Viliam Hýravý

Personal information
- Date of birth: 26 November 1962 (age 62)
- Place of birth: Ružomberok, Czechoslovakia
- Height: 1.79 m (5 ft 10 in)
- Position(s): Striker

Senior career*
- Years: Team / Apps / (Gls)
- 1983–1984: BZ Ružomberok
- 1984–1988: ZVL Žilina / 115 / (24)
- 1988–1991: Baník Ostrava / 75 / (25)
- 1991–1992: Toulouse FC / 28 / (3)
- 1992–1995: Baník Ostrava / 65 / (11)
- 1995: Dukla Banska Bystrica / 14 / (6)
- 1995–1996: MŠK Žilina
- 1996–2002: MFK Ružomberok / 121 / (26)
- Total:  / 418 / (95)

International career
- 1987–1990: Czechoslovakia / 11 / (0)
- 1990: Czechoslovakia B / 1 / (0)
- 1987–1988: Czechoslovakia Olympic / 9 / (1)
- 1994–1995: Slovakia / 5 / (0)

= Viliam Hýravý =

Slovak footballer

Viliam Hýravý (born 26 November 1962) is a Slovak former football player. He played as a midfielder or striker. He represented Czechoslovakia, and later Slovakia, internationally. He played his club football in the top-level leagues of Czechoslovakia, France, the Czech Republic and Slovakia.
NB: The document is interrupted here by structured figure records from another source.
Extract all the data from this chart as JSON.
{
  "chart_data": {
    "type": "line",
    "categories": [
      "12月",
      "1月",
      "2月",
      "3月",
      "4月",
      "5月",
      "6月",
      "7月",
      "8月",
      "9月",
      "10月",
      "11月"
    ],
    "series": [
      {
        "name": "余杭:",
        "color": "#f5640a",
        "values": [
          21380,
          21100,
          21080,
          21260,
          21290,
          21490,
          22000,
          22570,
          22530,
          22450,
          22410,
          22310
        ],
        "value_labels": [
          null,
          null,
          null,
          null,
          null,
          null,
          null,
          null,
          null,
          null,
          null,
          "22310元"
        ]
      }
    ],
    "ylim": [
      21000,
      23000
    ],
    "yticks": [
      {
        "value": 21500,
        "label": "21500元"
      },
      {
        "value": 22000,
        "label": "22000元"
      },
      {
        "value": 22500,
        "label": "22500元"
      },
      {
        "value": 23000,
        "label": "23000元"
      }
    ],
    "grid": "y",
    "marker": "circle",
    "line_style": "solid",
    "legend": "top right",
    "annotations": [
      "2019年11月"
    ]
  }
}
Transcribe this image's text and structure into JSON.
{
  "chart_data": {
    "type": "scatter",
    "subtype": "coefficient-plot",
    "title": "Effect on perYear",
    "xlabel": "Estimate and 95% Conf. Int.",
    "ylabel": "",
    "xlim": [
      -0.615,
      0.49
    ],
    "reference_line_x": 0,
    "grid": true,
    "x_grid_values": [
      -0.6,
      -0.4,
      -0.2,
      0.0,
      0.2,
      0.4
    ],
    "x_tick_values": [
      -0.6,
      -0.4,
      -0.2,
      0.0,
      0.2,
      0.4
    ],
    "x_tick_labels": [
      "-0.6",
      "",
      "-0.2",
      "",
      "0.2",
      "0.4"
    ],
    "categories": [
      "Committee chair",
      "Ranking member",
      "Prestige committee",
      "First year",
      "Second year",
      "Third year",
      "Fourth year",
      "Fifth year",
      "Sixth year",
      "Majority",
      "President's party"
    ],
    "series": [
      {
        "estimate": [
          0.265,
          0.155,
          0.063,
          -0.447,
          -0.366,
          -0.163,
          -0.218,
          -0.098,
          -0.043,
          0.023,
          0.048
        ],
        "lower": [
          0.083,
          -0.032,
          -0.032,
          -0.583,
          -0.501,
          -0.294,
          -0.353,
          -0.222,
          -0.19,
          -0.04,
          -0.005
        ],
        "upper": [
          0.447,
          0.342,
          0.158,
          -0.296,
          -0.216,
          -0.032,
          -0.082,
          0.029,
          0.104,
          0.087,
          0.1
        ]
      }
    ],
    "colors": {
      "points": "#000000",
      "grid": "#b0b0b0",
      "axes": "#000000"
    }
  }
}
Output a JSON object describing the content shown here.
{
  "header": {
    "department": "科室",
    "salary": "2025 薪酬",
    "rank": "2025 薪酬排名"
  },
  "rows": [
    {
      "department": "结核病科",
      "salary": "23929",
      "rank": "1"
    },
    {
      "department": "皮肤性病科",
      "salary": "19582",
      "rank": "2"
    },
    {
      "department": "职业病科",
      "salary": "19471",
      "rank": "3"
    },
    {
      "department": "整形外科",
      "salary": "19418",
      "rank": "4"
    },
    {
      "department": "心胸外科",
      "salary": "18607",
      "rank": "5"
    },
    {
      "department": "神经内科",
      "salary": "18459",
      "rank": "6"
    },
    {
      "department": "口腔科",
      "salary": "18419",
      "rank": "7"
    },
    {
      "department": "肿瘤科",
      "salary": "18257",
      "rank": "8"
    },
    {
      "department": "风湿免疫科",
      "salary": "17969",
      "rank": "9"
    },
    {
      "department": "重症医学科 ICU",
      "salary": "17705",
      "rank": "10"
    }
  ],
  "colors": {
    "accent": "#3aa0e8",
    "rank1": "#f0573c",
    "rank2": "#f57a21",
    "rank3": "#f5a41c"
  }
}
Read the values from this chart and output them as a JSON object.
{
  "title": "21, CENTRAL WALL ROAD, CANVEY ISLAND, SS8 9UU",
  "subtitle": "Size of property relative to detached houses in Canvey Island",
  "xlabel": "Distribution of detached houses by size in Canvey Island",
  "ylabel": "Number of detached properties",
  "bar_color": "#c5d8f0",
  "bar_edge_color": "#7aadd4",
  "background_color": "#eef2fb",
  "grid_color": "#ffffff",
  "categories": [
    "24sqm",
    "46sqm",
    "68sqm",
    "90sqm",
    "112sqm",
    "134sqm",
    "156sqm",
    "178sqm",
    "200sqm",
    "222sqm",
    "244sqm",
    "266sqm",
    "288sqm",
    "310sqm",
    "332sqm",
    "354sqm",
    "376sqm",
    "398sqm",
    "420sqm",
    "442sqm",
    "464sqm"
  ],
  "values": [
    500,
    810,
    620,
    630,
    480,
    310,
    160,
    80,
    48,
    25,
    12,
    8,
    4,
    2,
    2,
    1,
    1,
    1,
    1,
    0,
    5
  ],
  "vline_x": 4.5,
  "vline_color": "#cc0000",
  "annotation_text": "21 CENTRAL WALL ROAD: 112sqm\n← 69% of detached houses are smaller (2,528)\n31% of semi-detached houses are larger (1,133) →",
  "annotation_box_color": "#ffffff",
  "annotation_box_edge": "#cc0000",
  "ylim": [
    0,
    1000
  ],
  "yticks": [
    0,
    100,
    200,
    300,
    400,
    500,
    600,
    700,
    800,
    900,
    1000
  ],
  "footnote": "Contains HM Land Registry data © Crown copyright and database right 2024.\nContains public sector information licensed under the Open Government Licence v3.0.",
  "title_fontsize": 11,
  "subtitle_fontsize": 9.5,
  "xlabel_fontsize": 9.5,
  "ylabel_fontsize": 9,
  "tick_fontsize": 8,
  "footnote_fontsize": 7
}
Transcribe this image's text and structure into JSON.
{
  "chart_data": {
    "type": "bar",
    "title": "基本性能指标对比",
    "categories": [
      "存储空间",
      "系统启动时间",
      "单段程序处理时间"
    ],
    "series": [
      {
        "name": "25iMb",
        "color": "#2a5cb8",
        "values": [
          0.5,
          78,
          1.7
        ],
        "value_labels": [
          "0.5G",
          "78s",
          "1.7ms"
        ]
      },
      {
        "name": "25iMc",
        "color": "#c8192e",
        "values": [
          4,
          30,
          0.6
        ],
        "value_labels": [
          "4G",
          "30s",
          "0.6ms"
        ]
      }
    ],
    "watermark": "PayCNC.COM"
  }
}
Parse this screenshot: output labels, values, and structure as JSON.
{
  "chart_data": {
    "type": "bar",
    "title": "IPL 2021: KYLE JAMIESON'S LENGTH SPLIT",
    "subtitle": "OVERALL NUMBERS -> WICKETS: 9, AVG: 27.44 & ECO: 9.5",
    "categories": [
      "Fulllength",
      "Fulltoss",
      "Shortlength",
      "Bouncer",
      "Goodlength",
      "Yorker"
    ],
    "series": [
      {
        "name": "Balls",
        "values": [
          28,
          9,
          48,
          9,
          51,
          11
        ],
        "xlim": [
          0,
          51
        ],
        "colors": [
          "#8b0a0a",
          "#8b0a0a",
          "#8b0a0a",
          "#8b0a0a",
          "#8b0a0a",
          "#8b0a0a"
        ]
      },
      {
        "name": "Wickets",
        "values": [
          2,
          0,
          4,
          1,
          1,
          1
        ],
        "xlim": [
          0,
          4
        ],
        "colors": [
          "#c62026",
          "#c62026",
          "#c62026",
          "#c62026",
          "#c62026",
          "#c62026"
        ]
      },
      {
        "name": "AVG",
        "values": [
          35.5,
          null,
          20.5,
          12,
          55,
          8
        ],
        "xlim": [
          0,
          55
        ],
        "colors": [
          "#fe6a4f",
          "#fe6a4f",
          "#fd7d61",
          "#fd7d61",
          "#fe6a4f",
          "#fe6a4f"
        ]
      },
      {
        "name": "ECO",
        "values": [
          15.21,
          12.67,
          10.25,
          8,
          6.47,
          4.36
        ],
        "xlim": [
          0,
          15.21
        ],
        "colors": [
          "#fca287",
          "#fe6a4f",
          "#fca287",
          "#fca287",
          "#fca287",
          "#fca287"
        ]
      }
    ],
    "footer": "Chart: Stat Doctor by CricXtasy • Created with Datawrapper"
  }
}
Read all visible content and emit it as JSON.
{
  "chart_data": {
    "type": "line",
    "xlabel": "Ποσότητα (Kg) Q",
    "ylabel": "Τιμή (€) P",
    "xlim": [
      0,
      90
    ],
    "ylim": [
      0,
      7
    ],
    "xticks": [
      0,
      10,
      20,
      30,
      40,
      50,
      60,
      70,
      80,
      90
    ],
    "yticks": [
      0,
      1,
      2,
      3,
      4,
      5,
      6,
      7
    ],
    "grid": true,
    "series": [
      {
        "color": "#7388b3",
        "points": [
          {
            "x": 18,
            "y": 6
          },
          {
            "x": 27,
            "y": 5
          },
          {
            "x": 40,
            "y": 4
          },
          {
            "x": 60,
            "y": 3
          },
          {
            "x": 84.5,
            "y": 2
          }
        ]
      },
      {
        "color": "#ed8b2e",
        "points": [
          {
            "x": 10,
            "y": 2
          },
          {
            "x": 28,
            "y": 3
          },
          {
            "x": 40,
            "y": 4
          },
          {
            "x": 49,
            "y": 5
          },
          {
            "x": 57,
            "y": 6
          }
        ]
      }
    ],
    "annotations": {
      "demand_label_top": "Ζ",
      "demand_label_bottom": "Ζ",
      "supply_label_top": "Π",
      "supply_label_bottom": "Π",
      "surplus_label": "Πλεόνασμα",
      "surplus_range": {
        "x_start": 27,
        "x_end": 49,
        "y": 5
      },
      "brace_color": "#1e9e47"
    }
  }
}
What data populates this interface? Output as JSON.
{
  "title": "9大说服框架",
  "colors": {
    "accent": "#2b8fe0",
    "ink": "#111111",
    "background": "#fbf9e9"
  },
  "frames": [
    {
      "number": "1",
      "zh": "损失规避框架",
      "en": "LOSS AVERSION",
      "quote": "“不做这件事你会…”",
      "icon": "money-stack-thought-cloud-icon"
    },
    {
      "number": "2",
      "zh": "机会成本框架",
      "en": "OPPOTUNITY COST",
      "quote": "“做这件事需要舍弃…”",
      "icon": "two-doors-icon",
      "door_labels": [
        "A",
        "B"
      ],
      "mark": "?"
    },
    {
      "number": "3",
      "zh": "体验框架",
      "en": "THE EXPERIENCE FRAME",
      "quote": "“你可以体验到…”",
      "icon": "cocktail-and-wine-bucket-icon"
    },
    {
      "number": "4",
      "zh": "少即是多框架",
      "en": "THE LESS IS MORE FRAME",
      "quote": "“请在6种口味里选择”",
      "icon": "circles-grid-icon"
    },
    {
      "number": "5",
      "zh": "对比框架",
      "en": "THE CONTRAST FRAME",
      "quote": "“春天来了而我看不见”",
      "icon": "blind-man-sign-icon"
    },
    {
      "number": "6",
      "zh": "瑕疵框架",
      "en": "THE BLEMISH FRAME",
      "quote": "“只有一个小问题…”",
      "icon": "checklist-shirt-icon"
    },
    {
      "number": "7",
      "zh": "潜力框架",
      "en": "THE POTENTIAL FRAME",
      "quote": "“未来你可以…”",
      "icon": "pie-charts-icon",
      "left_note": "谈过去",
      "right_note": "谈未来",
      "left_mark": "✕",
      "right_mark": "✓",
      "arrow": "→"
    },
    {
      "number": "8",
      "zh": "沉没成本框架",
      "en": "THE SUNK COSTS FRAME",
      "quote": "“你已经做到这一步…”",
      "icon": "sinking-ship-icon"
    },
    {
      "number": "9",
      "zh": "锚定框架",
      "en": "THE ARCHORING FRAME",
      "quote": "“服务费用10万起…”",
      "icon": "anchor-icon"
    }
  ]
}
At club level Hýravý played for BZ Ružomberok, ZVL Zilina, Dukla Banska Bystrica, and Czech club Baník Ostrava. He played for Toulouse FC in the 1991–92 French Division 1 before returning to MFK Ružomberok. From the start of his career until the end of the 1994–95 season, he played 242 times in the Czechoslovak, and later Czech, top flights, scoring 60 goals. In 1995 he moved to the Slovak First League, where he continued to play for another seven seasons. In 2001 he became the oldest goalscorer in Slovak First League history at the age of 38 years, 9 months and 19 days, scoring twice in a 4–1 win for Ružomberok against Trenčín.

Hýravý played 11 times for Czechoslovakia, and was part of his nation's squad at the 1990 FIFA World Cup, although he didn't play in the final tournament.

After retirement, Hýravý worked as assistant coach of MFK Ružomberok and second-tier MŠK Fomat Martin.